Structural insights into the mechanism of the drastic changes in enzymatic activity of the cytochrome P450 vitamin D3 hydroxylase (CYP107BR1) caused by a mutation distant from the active site

Yasutake, Y.Kameda, T.Tamura, T.

(2017) Acta Crystallogr F Struct Biol Commun 73: 266-275

  • DOI: https://doi.org/10.1107/S2053230X17004782
  • Primary Citation of Related Structures:  
    5GNL, 5GNM

  • PubMed Abstract: 

    Cytochromes P450 (P450s) are haem-containing enzymes that catalyze medically and industrially important oxidative reactions, and many P450s have been subjected to directed evolution and site-directed mutagenesis to improve their activity and substrate specificity.
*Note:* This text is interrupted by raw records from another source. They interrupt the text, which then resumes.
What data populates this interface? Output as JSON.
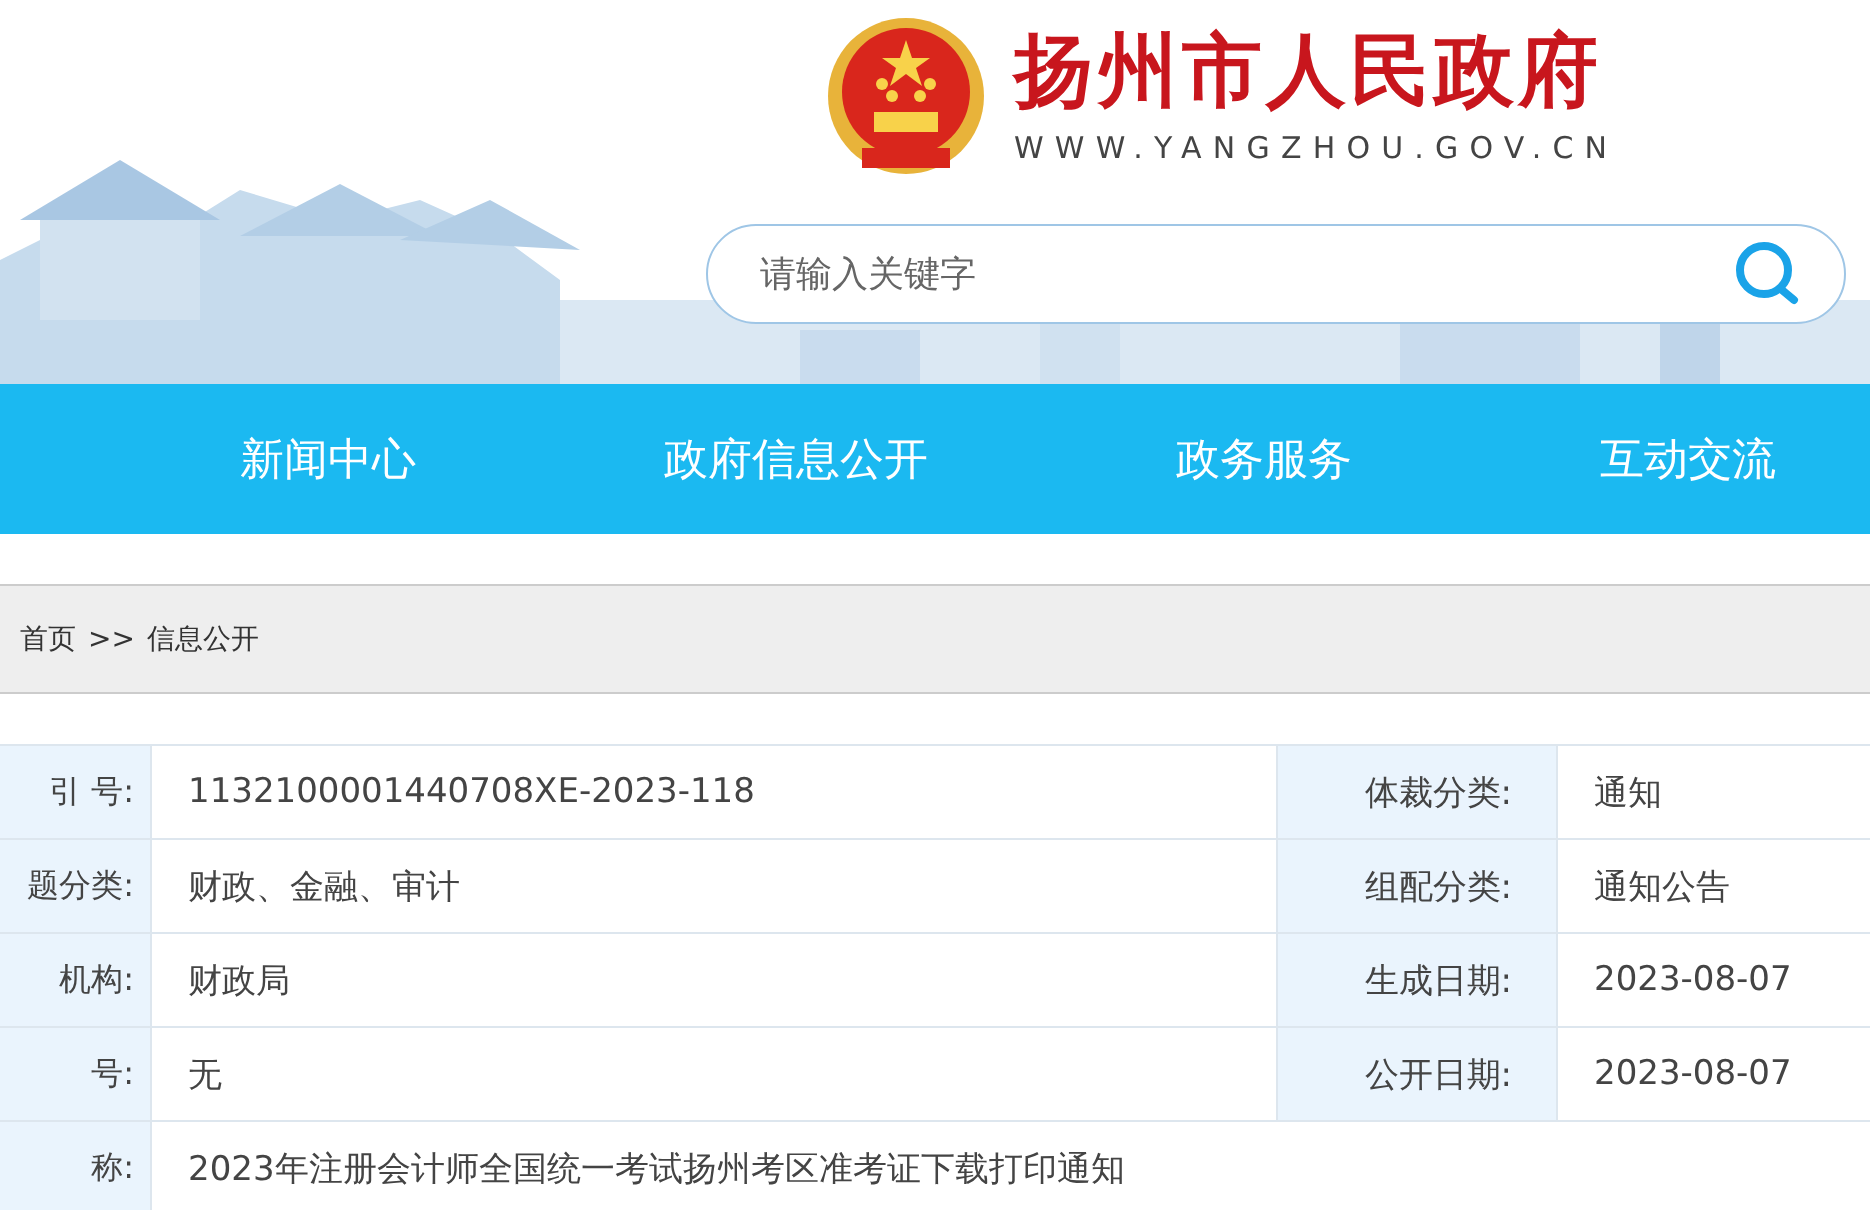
{
  "header": {
    "site_title": "扬州市人民政府",
    "site_url": "WWW.YANGZHOU.GOV.CN",
    "search": {
      "placeholder": "请输入关键字"
    }
  },
  "nav": [
    {
      "label": "新闻中心"
    },
    {
      "label": "政府信息公开"
    },
    {
      "label": "政务服务"
    },
    {
      "label": "互动交流"
    }
  ],
  "breadcrumb": [
    {
      "label": "首页"
    },
    {
      "label": ">>"
    },
    {
      "label": "信息公开"
    }
  ],
  "info_table": {
    "rows": [
      {
        "cells": [
          {
            "label": "引  号:",
            "value": "1132100001440708XE-2023-118"
          },
          {
            "label": "体裁分类:",
            "value": "通知"
          }
        ]
      },
      {
        "cells": [
          {
            "label": "题分类:",
            "value": "财政、金融、审计"
          },
          {
            "label": "组配分类:",
            "value": "通知公告"
          }
        ]
      },
      {
        "cells": [
          {
            "label": "机构:",
            "value": "财政局"
          },
          {
            "label": "生成日期:",
            "value": "2023-08-07"
          }
        ]
      },
      {
        "cells": [
          {
            "label": "号:",
            "value": "无"
          },
          {
            "label": "公开日期:",
            "value": "2023-08-07"
          }
        ]
      },
      {
        "cells": [
          {
            "label": "称:",
            "value": "2023年注册会计师全国统一考试扬州考区准考证下载打印通知"
          }
        ]
      }
    ]
  }
}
Nonetheless, in most cases the mechanism that leads to drastic changes in specific activity after the introduction of an amino-acid substitution distant from the active-site pocket is unclear. Here, two crystal structures of inactive mutants of the P450 vitamin D 3 hydroxylase (Vdh), Vdh-F106V and Vdh-L348M, which were obtained in the course of protein-engineering experiments on Vdh, are reported. The overall structures of these mutants show an open conformation similar to that of wild-type Vdh (Vdh-WT), whereas a rearrangement of the common main-chain hydrogen bonds is observed in the CD-loop (residues 102-106), resulting in a more compactly folded CD-loop relative to that of Vdh-WT. The previously reported structures of Vdh-WT and of the highly active Vdh-T107A and Vdh-K1 mutants have a more stretched CD-loop, with partial formation of 3 10 -helix-type hydrogen bonds, both in the open and closed states. Molecular-dynamics simulations also showed that the frequency of the 3 10 -helix is significantly reduced in Vdh-F106V and Vdh-L348M. The closed conformation is crucial for substrate and ferredoxin binding to initiate the catalytic reaction of Vdh. Therefore, it is implied that the small local structural changes observed in this study might disrupt the conformational transition from the open to the closed state, thereby leading to a complete loss of vitamin D 3 hydroxylase activity.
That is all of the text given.